Son zamanlarda Türkiye’de sağlık sektöründe yaşanan skandallar, kamuoyunda derin bir infial yaratmıştır. Özellikle bazı özel hastanelerde yeni doğan servislerinde meydana gelen olaylar ile gündeme gelen “yeni doğan çetesi” iddiaları ve ardından Muğla'da ortaya atılan aşırı radyasyon dozu skandalı, sağlık hizmetlerinin özelleştirilmesi meselesini bir kez daha tartışmaya açmıştır.
Birlik Sağlık Sen Muğla İl Temsilcisi Abdullah Gül’ün gündeme getirdiği iddiaya göre, kamu hastanelerinde hizmet alımı yoluyla görev yapan özel firmaların çektiği radyografilerde hastalara aşırı radyasyon verildiği, bunun da kanser riskini artırdığı öne sürülmektedir. Bu iddiaların doğruluğu elbette bağımsız yargı ve bilimsel otoriteler tarafından araştırılmalıdır. Ancak bu tür olaylar, bize çok net bir gerçeği işaret etmektedir: Sağlık hizmetleri devlet eliyle sunulmalıdır.

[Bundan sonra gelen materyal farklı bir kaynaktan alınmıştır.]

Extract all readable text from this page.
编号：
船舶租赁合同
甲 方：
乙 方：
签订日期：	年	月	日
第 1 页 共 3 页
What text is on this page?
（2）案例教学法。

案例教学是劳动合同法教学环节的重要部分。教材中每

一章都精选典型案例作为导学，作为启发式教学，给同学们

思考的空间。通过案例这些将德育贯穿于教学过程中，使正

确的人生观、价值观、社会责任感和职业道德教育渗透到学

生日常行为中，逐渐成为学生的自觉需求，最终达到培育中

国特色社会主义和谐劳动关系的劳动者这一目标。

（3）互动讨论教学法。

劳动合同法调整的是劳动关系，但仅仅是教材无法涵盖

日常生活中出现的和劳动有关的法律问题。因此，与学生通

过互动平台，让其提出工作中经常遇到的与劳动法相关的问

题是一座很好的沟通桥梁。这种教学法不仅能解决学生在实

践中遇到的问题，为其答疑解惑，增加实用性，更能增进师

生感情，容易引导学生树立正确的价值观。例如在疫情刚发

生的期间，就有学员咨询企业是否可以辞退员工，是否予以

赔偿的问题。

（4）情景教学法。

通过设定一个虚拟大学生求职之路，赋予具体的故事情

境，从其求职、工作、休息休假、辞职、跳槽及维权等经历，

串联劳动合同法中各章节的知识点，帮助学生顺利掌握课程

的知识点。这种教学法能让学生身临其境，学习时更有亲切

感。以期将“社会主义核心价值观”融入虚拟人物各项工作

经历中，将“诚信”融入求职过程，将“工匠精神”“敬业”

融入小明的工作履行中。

Sosyal Devlet Anlayışı Ne Diyor?
Türkiye Cumhuriyeti Anayasası'nın 2. maddesinde belirtilen “sosyal devlet” ilkesi, devletin tüm vatandaşlarına adil, eşit ve erişilebilir hizmet sunmasını zorunlu kılar. Sağlık, en temel insan haklarından biridir ve bu hakkın özel sektör eliyle değil, kamusal bir sorumluluk olarak yürütülmesi gereklidir.
Özel sağlık kuruluşlarının birincil amacı kâr etmektir. Bu durum zamanla hasta güvenliğinin ve etik ilkelerin arka planda kalmasına yol açabilmektedir. Nitekim son dönemde ortaya çıkan iddialar da bu kaygıyı güçlendirmektedir. Gereksiz tetkik ve tahliller, yoğun bakım süresinin gereksiz yere uzatılması, hatta gereksiz ameliyatlar gibi pek çok olay kamuoyunun vicdanını yaralamaktadır.
Hizmet Alımı Modeli Çözüm mü, Sorun mu?
Ne yazık ki yalnızca özel hastaneler değil, kamu hastanelerinde hizmet alımı yöntemiyle yürütülen işlemlerde de benzer sorunlar yaşanmaktadır. Özellikle sağlık çalışanlarına verilen yemeklerin kalitesizliği, hijyen eksiklikleri ve personel yetersizlikleri bu uygulamanın ne denli sorunlu olduğunu gözler önüne sermektedir.
Unutmayalım: İnsan Hayatı Pazarlık Konusu Olamaz
Sağlık sektörü, geri dönüşü olmayan hataların yaşandığı bir alandır. Bu yüzden burada yaşanan her skandal, yalnızca bir iddia değil; aynı zamanda devletin asli görevini yerine getirip getirmediğinin bir göstergesidir.
Özelleştirme adı altında sürdürülen politikalar, artık telafisi zor sonuçlar doğuruyor. Devlet, sosyal devlet olmanın gereklerini yerine getirmeli; sağlık hizmetlerini insan odaklı bir anlayışla, kamu eliyle sunmalıdır.
Çözüm: Kamusal Sağlık Hizmeti
Tüm bu yaşananlar, bizi tek ve net bir çözüme yönlendirmektedir: Sağlık hizmetleri kamusal bir hizmettir ve devletin asli görevlerinden biridir. Bu hizmet, kamu kurumları aracılığıyla, kâr amacı güdülmeden, etik değerlere uygun biçimde verilmelidir. Kamunun sağlık hizmetini doğrudan sunması, denetimi artırır, maliyeti düşürür ve hasta güvenliğini garanti altına alır.